Nesse ambiente, se o material que compõe as LLVP fosse demasiado denso, não seria capaz de se amontoar nas formações irregulares em que aparece, diz Desch. E se a sua densidade fosse suficientemente baixa, misturar-se-ia simplesmente com o manto em agitação.

A questão era esta: qual seria a densidade do material deixado para trás por Theia? E podia coincidir com a densidade das LLVP?

(Desch tinha escrito o seu próprio artigo em 2019 que procurava descrever a densidade do material que Theia teria deixado para trás.)

Os investigadores buscaram modelagem de alta definição com 100 a 1.000 vezes mais resolução do que suas tentativas anteriores, diz Yuan. Os cálculos se alinharam: se Theia tivesse um determinado tamanho e consistência e atingisse a Terra a uma velocidade específica, os modelos mostravam que podia, de facto, deixar para trás enormes pedaços das suas entranhas no manto da Terra e também gerar os detritos que iriam criar a nossa Lua.

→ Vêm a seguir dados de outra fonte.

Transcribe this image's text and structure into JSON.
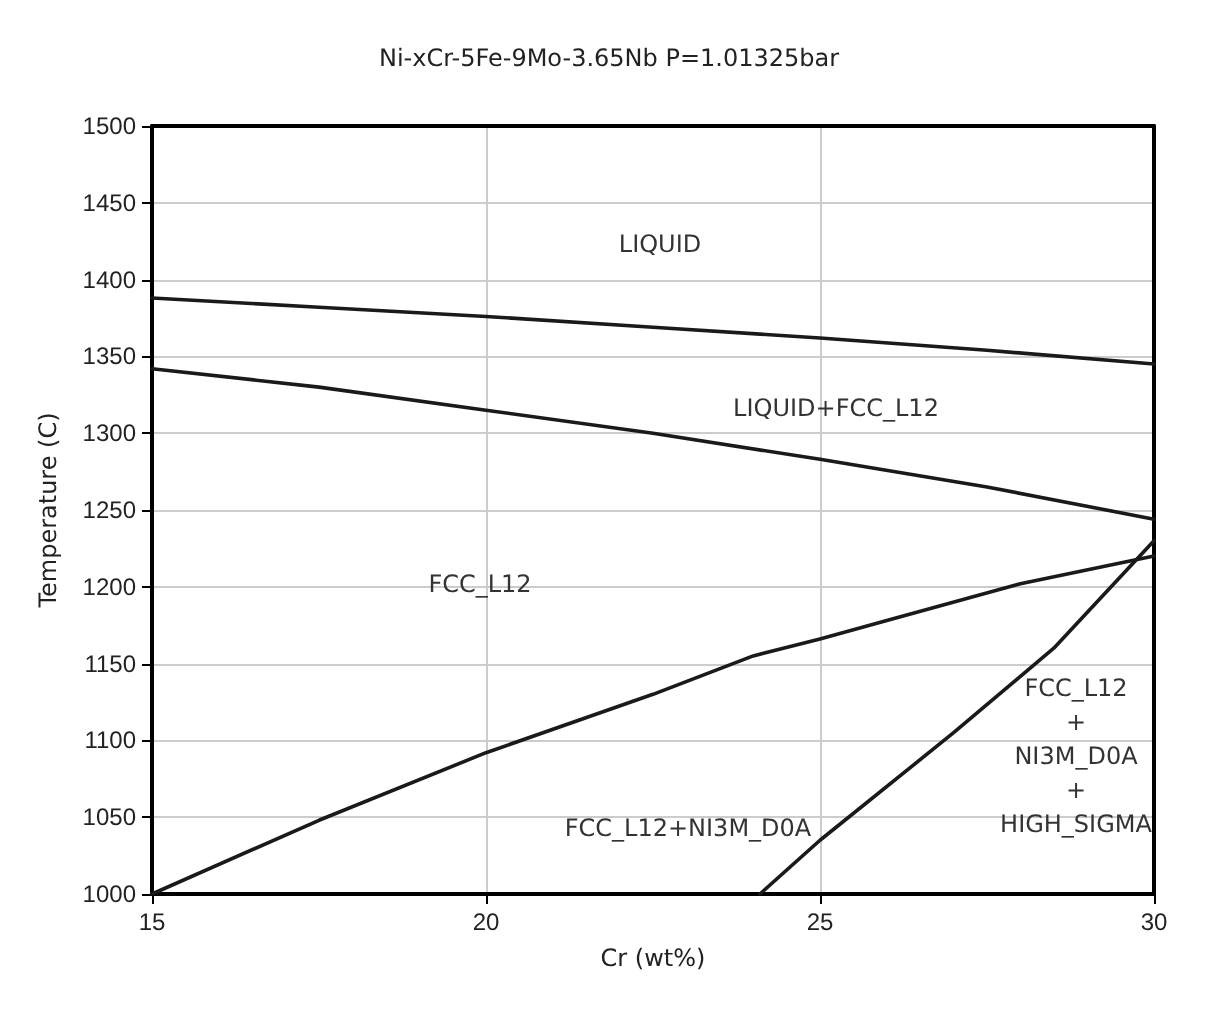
{
  "chart_data": {
    "type": "line",
    "title": "Ni-xCr-5Fe-9Mo-3.65Nb P=1.01325bar",
    "xlabel": "Cr (wt%)",
    "ylabel": "Temperature (C)",
    "xlim": [
      15,
      30
    ],
    "xticks": [
      15,
      20,
      25,
      30
    ],
    "ylim": [
      1000,
      1500
    ],
    "yticks": [
      1000,
      1050,
      1100,
      1150,
      1200,
      1250,
      1300,
      1350,
      1400,
      1450,
      1500
    ],
    "grid": true,
    "marker": "none",
    "line_style": "solid",
    "series": [
      {
        "color": "#1a1a1a",
        "x": [
          15,
          17.5,
          20,
          22.5,
          25,
          27.5,
          30
        ],
        "values": [
          1388,
          1382,
          1376,
          1369,
          1362,
          1354,
          1345
        ]
      },
      {
        "color": "#1a1a1a",
        "x": [
          15,
          17.5,
          20,
          22.5,
          25,
          27.5,
          30
        ],
        "values": [
          1342,
          1330,
          1315,
          1300,
          1283,
          1265,
          1244
        ]
      },
      {
        "color": "#1a1a1a",
        "x": [
          15,
          17.5,
          20,
          22.5,
          24,
          25,
          26,
          28,
          30
        ],
        "values": [
          1000,
          1048,
          1092,
          1130,
          1155,
          1166,
          1178,
          1202,
          1220
        ]
      },
      {
        "color": "#1a1a1a",
        "x": [
          24.1,
          25,
          27,
          28.5,
          30
        ],
        "values": [
          1000,
          1035,
          1105,
          1160,
          1230
        ]
      }
    ],
    "annotations": [
      "LIQUID",
      "LIQUID+FCC_L12",
      "FCC_L12",
      "FCC_L12+NI3M_D0A",
      "FCC_L12\n+\nNI3M_D0A\n+\nHIGH_SIGMA"
    ]
  }
}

"Isso foi muito, muito, muito excitante", diz Yuan. "Nunca tinha sido feito antes."

Construir uma teoria

O estudo que Yuan publicou esta semana inclui coautores de várias disciplinas em várias instituições, incluindo o Estado do Arizona, o Caltech, o Observatório Astronómico de Xangai e o Centro de Investigação Ames da NASA.

Quando lhe perguntaram se espera encontrar resistência ou controvérsia sobre um conceito tão inovador - que placas de material de um antigo planeta extraterrestre estejam escondidas nas profundezas da Terra -, Yuan respondeu: "Também quero sublinhar que se trata de uma ideia, de uma hipótese. Não há forma de provar que seja esse o caso. Convido outras pessoas a fazerem isto - esta investigação".

Desch acrescenta que "este trabalho é convincente, é um caso muito forte". Até parece "um pouco óbvio em retrospetiva".

Seth Jacobson, professor assistente de ciência planetária na Universidade Estatal do Michigan, reconhece que a teoria pode, no entanto, não ser aceite em breve.

"Estas LLVP são elas próprios uma área de investigação muito ativa", afirma Jacobson, que não esteve envolvido no estudo. E as ferramentas utilizadas para as estudar estão em constante evolução.

A ideia de que Theia criou as LLVP é sem dúvida uma hipótese excitante e apelativa, acrescenta, mas não é a única que existe.

Uma outra teoria, por exemplo, postula que as LLVP são na realidade montes de crosta oceânica que se afundaram nas profundezas do manto ao longo de milhares de milhões de anos.

"Duvido que os defensores de outras hipóteses sobre a formação das LLVP as abandonem só porque esta apareceu", acrescenta Jacobson. "Penso que vamos continuar a debater isto durante algum tempo."